In contrast Mark Hulbert at Marketwatch.com spoke with a long-time dollar bear who is re-examining his position on the U.S. dollar. Noted writer Peter Bernstein notes some items that put into better perspective the economic backdrop.
A third piece of good news is that our current account deficit isn't being financed solely by foreign central banks willing to purchase U.S. Treasury securities. Those purchases are indeed occurring, of course, but in the popular press they are being given all the credit for financing our current account deficit.
That is an oversimplification, according to data Bernstein compiled. A sizeable chunk of our current account deficit is also being financed by private capital flows. In fact, according to Bernstein, in 2005 "the inflow of private capital … exceed(ed) our investments abroad" by a half a trillion dollars.
Hulbert emphasizes that Bernstein is still bearish over the long term, but notes the case is not all one way. That is indeed important in that it is rarely the case that an investment case is a 'no-brainer.' The last time we talked about no-brainers the Internet bust came as a surprise to many an investor.
One other area we have been following closely is the concept that ethanol could make a meaningful dent in the energy needs of the U.S. Indeed the most recent report from agricultural giant, and ethanol producer, Archer Daniels Midland (ADM) highlighted the current and potential impact ethanol could have on its earnings.
Alex Halperin at BusinessWeek.com analyzes the blowout earnings at the ag giant. While ethanol (and biodiesel) are not as of yet a substantial part of ADM's earnings it seems that future growth hinges in part on the expansion of their ethanol business. Current ethanol prices are strong and expected to stay strong.
And price strength looks like it will continue. In its conference call, ADM said it expects the rise in ethanol prices to continue in the current quarter.
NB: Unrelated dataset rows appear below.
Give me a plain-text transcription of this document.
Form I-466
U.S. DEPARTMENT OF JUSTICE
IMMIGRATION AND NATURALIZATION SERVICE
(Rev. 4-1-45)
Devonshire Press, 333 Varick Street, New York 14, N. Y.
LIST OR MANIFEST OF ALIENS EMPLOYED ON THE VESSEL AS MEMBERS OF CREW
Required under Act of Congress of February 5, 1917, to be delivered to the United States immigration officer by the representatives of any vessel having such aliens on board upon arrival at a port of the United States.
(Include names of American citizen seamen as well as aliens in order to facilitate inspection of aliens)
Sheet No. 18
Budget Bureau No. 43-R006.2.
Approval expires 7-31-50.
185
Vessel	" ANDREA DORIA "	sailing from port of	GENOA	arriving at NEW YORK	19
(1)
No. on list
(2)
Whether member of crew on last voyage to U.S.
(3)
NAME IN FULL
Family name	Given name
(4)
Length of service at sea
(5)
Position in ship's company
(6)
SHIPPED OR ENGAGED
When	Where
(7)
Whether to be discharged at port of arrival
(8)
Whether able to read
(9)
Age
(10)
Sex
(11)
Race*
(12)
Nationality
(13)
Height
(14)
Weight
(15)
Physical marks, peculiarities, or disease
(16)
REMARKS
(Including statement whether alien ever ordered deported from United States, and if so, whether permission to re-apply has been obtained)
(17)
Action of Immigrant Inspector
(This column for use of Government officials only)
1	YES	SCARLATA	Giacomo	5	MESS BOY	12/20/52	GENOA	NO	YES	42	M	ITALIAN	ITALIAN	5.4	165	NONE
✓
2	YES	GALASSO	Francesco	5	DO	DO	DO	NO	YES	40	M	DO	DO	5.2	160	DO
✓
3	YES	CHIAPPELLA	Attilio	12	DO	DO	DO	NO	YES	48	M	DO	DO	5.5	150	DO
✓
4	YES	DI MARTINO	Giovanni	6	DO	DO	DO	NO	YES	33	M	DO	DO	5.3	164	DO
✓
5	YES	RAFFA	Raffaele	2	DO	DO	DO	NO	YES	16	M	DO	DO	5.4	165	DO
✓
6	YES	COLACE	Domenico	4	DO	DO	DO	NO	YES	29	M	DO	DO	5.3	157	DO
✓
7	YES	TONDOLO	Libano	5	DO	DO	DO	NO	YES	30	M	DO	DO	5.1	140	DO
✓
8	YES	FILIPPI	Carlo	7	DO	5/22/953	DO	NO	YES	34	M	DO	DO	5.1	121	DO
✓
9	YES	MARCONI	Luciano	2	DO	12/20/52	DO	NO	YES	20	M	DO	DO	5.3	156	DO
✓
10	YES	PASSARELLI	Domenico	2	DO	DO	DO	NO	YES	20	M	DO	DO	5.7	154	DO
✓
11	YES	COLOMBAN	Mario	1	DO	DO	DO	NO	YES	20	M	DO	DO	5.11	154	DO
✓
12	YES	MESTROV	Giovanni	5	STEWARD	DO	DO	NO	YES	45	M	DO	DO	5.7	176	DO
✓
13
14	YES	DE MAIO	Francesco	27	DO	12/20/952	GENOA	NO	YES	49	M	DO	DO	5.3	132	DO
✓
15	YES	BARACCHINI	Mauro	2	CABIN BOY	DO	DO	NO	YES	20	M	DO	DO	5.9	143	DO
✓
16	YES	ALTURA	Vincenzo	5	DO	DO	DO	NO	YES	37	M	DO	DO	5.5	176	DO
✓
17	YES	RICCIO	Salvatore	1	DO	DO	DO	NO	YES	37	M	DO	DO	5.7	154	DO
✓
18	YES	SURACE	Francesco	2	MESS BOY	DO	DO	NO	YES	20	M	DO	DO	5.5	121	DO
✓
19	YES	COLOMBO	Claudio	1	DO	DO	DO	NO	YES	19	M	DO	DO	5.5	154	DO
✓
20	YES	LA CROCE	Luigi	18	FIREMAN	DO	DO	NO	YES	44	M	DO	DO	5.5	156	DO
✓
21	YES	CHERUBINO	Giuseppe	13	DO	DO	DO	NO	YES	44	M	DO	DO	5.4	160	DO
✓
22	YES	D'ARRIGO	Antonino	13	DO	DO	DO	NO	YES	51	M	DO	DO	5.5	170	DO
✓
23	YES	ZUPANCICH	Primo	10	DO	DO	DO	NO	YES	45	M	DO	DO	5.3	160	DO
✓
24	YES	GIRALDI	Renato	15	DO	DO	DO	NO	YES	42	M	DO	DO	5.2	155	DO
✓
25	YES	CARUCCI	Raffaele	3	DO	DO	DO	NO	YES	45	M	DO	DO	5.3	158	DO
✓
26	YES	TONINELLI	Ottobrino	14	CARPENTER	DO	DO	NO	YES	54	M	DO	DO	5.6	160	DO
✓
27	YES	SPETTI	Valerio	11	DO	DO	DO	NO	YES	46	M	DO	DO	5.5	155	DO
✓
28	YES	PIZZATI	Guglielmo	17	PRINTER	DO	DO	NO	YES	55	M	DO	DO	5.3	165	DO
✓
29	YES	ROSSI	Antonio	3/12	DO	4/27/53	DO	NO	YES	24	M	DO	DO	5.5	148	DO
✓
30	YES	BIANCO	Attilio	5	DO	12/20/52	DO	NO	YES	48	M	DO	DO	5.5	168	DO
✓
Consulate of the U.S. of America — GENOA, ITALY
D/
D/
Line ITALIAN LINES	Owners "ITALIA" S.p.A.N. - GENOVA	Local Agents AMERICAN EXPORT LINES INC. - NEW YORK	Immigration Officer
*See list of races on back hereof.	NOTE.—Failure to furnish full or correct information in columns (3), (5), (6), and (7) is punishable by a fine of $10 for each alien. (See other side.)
Because ethanol is becoming more prevalent in gasoline, "I think a lot of people don't realize that there are two ways to [interrupt] our gasoline supply" Routt says. "The one is the one everyone thinks of: [oil supply]; the other is ethanol."
Robert Cyran at breakingviews.com thinks the currently high prices for oil and ethanol have seduced investors (and producers) alike in thinking that the good times will continue. This has lead to an ethanol bubble, where investors are confusing the current market with the long term potential for cellulosic ethanol.
It's unlikely the current ethanol boom will last a decade. Over-investment in distilling plants looks likely. Gas prices could fall and drag ethanol along. And higher ethanol production will raise the price a corn. There will surely be a better time to invest in cellulose ethanol in the coming decade.
The dollar and ethanol have generated a great deal of attention because they represent seemingly unassailable cases. However a little contrary thinking can help put the future into perspective. It may very well be the case that the future holds for us a markedly weaker dollar and abundant ethanol supplies, but then again, maybe not.